本当に子どもだったなあ。あちらとこちらの言い分を並べては、どっちがより「うなずける」のか、白黒出そうと躍起になってたの。
経験が増えれば、客観的には判断出来る。
でも最後は気分に負けるんです人間は。尊敬し好感を持つ人から言われれば自分の負けにするだろう。すごい人だと思っても、笑いのツボが違うから痛みも悲しみも分け合いたくない人だったら、正論ですらまっすぐは受け取らないもの。
あ、私は正論に相対して捻くれていたんだな、と思った夜。わーっ と職場を一通り掃除して、退出しました。
煙たい! そう思って目をあげた。歩きタバコの男性が目の前を歩いてる。あ、やだわ、だいたいあのコンビニかドラッグストアしか営業してないもの、数十メートルは煙をお裾分けされちゃうのね!って思ったんです。風向き変わらないかな、って。
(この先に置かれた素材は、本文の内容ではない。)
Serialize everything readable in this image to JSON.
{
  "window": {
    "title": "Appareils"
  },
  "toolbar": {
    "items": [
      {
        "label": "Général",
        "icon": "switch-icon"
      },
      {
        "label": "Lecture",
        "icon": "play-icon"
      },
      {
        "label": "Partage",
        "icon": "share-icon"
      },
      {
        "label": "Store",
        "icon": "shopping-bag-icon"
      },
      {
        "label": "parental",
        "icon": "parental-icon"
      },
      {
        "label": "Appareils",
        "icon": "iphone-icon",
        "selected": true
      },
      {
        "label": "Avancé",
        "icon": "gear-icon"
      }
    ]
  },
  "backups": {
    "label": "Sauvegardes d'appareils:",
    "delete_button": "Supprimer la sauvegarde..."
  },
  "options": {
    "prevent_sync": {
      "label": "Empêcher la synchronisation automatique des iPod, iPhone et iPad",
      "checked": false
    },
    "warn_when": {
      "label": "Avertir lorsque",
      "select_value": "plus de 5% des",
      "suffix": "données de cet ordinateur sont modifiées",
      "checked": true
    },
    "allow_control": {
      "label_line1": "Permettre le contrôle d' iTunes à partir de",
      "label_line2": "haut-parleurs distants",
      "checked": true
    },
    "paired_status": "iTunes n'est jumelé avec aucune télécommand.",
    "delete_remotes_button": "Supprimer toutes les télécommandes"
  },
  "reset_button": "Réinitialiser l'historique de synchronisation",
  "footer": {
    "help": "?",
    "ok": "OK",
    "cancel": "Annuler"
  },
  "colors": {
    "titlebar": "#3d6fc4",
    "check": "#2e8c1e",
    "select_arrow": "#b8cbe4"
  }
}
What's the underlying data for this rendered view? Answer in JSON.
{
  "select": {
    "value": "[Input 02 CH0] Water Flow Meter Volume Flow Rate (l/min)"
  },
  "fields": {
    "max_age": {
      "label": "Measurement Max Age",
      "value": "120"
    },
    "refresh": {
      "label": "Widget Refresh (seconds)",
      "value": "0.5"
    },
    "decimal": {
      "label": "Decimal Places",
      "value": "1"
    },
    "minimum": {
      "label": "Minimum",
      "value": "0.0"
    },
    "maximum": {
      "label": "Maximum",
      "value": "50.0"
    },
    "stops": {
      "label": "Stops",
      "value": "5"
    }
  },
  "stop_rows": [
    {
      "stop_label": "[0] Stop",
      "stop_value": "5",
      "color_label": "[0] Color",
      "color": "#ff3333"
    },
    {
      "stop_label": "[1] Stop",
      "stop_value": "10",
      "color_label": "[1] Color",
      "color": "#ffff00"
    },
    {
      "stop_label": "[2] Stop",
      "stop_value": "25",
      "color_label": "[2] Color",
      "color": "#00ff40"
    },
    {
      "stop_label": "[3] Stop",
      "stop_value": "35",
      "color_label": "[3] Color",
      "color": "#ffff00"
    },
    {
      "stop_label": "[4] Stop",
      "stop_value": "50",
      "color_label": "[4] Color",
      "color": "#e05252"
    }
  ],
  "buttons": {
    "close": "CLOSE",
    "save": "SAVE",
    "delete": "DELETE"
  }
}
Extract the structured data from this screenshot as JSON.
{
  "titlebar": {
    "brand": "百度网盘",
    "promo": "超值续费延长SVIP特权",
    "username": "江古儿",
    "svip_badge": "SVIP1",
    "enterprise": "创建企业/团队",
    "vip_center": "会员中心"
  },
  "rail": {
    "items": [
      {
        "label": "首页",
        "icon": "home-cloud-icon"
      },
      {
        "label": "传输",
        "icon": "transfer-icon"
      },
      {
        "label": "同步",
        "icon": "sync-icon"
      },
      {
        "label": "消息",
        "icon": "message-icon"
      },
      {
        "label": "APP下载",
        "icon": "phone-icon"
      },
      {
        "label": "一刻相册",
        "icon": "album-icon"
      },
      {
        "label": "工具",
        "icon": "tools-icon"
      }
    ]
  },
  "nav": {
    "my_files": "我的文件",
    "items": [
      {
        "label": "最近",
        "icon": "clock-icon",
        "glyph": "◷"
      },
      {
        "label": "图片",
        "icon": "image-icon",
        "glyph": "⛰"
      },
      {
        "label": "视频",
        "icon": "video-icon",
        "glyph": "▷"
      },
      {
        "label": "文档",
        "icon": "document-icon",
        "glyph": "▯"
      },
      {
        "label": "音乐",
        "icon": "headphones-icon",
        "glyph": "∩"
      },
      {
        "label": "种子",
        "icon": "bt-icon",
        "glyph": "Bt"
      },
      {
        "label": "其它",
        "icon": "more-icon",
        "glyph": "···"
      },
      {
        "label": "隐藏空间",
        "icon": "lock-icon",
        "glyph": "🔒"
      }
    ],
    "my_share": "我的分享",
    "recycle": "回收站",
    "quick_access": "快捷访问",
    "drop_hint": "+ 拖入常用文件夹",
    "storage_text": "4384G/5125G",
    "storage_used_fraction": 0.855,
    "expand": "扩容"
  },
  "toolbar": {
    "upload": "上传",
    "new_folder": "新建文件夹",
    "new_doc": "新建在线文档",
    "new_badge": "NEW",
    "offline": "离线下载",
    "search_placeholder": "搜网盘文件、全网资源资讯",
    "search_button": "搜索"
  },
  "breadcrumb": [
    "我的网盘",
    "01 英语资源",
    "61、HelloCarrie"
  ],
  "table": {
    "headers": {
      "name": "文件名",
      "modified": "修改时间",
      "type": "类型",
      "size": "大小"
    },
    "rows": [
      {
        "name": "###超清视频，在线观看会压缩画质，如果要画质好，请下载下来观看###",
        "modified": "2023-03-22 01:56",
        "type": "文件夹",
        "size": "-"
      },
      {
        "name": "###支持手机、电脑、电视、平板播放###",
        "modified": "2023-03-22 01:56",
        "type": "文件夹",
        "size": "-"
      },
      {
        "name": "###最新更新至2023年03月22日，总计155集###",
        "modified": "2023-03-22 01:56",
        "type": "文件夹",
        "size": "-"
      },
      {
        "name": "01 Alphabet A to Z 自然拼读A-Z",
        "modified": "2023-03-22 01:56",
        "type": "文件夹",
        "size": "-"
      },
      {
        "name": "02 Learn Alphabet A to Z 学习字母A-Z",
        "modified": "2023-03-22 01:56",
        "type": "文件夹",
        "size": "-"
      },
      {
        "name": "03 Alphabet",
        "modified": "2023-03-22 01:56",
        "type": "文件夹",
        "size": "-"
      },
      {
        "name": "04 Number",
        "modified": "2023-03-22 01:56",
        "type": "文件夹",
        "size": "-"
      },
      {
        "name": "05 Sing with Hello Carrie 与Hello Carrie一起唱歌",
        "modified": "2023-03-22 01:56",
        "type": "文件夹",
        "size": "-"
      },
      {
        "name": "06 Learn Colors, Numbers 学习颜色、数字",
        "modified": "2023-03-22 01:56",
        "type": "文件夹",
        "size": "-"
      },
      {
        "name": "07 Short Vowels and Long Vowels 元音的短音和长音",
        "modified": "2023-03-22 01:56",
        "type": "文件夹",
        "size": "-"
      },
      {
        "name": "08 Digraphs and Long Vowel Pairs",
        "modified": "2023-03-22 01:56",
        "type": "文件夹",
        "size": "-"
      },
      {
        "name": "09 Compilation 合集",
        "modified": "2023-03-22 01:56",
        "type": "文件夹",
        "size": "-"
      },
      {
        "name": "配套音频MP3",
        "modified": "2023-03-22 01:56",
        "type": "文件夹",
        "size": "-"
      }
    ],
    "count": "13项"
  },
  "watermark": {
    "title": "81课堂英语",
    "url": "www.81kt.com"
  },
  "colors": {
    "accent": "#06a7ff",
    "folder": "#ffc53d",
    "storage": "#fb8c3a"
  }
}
…でも。別にねえ、いいじゃない?この知らないどこぞの方に恨みもなければ、煙草を吸う男性が嫌いなんてこともない。人通りの殆どない時位、私だって少々何か、あ らやだこの人、と思わせてるかもしれないし。(煙草は吸いません)怪しいハミングとか……イヤホンの曲に縦ノリとか……。
抜き去ってしまえ! と、ちょっとへとへとの夜だったけど、脚に力を入れちゃって。ぐいぐい歩いて抜いてしまいました。誰の背中も見ない夜は何の匂いもせず、清々しい空気でした。
あ、これでいいじゃない。……今夜、たったか、たったか掃除してきて、良かったな、って。
……でも、煙たがってる 辺り、かわいくない後輩なんだろうな。そこまでは変える気はないのでした。
風上の匂いをくれた、通りすがりのスモーカー。